Yalnız insan müdavimliğe daha yatkındır, zira oturduğu yerde, yanında götürdüğü uğraşı, kitabı, işi, dersi bazen ona yetmeyecektir. İşte o zamanlar bahsettiğim, birisi olmak önemlidir. Eğer birisi iseniz, her zaman mekan sahibiyle birer kadeh içebilme, ya da diğer müdavimlerle ufak bir sohbet etme şansınız vardır. Hem illa yalnız olmak gerekmez, arkadaşlık da bir müdavimliktir ve en güzel müdavimlik arkadaşlarla olanıdır. Herkes kendi arkadaş grubuyla sürekli takıldığı bir kafe ya da bir bar olmasını istemez mi? Central Perk, McLaren's, Cheers Bar'a(Where everybody knows your name) hiç özenmediniz mi?
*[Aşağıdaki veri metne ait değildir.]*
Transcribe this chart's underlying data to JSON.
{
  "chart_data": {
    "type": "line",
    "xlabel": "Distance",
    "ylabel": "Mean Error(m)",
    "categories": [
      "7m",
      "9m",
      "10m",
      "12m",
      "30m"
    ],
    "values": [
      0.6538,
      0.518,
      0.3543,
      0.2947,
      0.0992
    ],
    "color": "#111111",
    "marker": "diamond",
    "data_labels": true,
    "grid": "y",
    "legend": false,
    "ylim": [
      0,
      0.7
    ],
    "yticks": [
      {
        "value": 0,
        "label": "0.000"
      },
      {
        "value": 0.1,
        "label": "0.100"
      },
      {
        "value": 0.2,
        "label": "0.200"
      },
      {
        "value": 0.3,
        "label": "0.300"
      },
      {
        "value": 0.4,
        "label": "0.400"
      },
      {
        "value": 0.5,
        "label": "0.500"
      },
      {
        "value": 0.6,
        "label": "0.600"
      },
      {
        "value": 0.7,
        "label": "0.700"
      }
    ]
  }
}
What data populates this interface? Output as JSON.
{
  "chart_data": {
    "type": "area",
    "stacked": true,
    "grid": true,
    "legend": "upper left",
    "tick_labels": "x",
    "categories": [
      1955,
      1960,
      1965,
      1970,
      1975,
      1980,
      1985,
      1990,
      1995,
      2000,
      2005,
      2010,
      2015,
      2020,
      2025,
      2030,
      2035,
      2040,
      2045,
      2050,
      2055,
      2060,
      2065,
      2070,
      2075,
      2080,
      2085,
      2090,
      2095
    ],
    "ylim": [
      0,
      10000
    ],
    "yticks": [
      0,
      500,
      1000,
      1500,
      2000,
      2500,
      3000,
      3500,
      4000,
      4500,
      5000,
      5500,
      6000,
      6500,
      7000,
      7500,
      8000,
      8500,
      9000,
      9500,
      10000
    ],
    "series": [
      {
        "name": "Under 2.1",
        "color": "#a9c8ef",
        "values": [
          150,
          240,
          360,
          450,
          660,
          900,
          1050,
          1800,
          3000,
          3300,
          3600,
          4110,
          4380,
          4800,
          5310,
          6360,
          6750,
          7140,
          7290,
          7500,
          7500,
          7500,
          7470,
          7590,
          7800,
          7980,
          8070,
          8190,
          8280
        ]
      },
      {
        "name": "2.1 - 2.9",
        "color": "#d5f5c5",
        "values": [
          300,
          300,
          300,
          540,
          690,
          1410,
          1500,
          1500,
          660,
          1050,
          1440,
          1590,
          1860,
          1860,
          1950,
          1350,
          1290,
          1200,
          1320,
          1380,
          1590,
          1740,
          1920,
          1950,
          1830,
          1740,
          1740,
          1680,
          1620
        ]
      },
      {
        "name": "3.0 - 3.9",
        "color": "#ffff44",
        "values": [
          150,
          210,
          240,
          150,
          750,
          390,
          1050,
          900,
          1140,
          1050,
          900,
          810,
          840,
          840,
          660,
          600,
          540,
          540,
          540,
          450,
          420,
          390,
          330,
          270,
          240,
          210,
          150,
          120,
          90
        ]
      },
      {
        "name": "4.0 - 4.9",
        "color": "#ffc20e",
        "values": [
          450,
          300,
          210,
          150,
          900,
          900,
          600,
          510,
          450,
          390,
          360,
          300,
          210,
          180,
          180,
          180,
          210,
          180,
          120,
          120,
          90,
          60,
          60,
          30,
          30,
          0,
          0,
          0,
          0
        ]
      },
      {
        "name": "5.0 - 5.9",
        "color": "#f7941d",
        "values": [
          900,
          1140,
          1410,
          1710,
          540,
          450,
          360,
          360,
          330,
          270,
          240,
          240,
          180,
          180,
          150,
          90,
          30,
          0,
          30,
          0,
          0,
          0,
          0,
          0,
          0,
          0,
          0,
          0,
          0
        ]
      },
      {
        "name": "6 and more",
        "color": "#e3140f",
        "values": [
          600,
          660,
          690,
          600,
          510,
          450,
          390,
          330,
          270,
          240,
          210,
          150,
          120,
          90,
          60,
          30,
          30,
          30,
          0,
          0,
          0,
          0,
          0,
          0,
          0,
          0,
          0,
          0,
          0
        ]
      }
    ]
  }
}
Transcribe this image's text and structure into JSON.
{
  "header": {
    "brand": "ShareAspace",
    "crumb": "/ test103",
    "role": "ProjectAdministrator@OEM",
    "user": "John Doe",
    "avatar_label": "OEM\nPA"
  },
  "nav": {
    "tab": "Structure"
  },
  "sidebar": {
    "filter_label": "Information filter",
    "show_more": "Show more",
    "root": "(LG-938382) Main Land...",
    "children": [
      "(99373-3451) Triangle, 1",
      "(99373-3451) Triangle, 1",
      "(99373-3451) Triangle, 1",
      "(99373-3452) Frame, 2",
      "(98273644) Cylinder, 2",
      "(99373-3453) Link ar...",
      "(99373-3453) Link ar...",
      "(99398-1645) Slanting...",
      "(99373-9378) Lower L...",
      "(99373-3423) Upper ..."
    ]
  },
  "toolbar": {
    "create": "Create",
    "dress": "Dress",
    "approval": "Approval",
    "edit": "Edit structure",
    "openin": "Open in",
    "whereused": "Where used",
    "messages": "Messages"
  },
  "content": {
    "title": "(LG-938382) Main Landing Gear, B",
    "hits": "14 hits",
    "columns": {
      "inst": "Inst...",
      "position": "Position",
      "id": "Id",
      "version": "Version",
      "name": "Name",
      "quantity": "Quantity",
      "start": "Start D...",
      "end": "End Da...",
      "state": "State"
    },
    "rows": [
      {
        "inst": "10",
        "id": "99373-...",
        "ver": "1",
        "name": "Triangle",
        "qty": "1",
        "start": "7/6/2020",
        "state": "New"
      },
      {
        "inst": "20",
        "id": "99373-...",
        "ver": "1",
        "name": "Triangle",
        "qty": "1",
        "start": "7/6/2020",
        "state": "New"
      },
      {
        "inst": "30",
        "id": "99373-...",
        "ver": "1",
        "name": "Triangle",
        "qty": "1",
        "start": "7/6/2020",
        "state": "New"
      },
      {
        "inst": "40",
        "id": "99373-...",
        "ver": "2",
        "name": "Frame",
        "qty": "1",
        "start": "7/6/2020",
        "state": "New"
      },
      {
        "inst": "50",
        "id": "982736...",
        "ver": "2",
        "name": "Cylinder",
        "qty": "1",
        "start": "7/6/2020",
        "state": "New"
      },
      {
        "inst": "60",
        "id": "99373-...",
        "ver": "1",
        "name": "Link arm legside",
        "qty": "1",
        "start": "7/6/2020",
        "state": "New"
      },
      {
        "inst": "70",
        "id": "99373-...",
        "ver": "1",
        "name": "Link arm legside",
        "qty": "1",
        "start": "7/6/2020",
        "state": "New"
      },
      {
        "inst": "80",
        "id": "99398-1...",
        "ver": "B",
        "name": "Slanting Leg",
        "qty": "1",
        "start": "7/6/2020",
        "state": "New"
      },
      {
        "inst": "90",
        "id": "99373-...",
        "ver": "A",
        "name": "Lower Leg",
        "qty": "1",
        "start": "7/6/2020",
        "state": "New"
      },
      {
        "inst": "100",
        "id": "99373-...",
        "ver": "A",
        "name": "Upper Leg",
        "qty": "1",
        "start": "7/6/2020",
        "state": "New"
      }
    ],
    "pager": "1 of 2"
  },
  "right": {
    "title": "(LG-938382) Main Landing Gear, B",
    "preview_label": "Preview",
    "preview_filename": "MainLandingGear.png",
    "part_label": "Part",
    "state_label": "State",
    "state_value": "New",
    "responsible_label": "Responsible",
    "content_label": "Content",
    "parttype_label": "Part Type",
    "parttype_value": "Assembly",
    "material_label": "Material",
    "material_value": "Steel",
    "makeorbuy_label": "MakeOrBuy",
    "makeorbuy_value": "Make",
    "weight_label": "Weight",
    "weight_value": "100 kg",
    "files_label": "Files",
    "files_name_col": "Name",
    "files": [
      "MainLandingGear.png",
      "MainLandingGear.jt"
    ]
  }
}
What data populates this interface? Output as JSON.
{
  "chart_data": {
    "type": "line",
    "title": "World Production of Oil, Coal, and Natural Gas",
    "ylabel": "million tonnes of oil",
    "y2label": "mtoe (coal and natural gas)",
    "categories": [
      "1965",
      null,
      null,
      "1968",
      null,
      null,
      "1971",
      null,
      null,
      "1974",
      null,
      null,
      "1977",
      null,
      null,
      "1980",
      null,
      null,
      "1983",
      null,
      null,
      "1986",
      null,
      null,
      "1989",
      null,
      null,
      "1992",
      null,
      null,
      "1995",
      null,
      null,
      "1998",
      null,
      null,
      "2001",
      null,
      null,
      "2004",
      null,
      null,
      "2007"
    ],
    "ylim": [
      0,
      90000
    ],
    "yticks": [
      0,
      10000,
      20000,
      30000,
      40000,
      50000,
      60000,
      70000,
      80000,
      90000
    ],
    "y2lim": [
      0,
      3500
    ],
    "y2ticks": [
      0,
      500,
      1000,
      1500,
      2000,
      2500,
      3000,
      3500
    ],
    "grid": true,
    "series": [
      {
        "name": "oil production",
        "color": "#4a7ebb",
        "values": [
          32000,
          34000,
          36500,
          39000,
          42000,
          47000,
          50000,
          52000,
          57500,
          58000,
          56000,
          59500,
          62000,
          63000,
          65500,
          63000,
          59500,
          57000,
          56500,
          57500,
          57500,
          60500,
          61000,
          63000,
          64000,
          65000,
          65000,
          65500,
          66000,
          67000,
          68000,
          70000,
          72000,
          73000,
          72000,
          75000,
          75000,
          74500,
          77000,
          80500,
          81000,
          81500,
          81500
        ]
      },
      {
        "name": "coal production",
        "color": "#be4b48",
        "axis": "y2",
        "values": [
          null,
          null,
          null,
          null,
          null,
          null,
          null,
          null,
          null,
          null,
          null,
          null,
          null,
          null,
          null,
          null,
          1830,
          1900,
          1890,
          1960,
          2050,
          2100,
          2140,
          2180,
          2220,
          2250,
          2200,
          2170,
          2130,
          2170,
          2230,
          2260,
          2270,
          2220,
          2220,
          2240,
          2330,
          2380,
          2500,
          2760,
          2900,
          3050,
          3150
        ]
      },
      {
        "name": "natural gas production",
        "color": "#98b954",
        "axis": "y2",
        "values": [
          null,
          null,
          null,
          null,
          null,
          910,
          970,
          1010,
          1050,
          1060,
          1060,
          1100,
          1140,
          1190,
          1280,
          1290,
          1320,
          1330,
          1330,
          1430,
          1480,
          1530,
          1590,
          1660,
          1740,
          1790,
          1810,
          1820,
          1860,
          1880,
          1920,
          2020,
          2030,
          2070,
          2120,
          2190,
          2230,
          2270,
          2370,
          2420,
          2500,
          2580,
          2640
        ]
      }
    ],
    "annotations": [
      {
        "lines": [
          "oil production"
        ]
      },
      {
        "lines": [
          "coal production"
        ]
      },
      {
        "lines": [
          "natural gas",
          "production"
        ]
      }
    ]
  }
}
C.'nin aksine kahveci hangi nargileyi içeceğimi, kahvemin nasıl olacağını bana sormadan bilsin, Barmen, içkime kendiliğinden iki buz atsın isterim. Bende müşteri olacak surat vardır ve aidiyet güzeldir. 

3 yorum:

Adsız dedi ki...

C.'ye ait hissedemediği için kızılmaz. Sen nereyi gezdiysen her yer senin olmuş, o da nereyi gezdiyse kendine yer bulamamış. Dışlamayalım bence. Böyle insanların canı çay istese de aksine oralet içerler. Ha, bana mı? Kendisine. Mutsuz olan müdavim mi; C. Ama mutlu olan müdavimle mutlu olmayı bilemediğindendir mutsuz olan C.'nin avareliği.

E.D dedi ki...

müdavimlik güzeldir, çünkü kimse büyük zincir restoranlara, cafelere müdavim olmaz olamaz.(oralara gidilir) Küçük esnaftır her zaman müdavimi olunan. Onların mekanlarının bir suratı vardır.

October Swimmer dedi ki...

Sevgili M. Bana C.'yi anlatma, bana C.'yi meşrulaştırma. C.'nin meşrulaşmaya ihtiyacı yok, C. meşrulaşırsa C. olamaz artık. C. böyle kalsın. C. olmak isteriz, C. olamayız ama C.'yi severiz.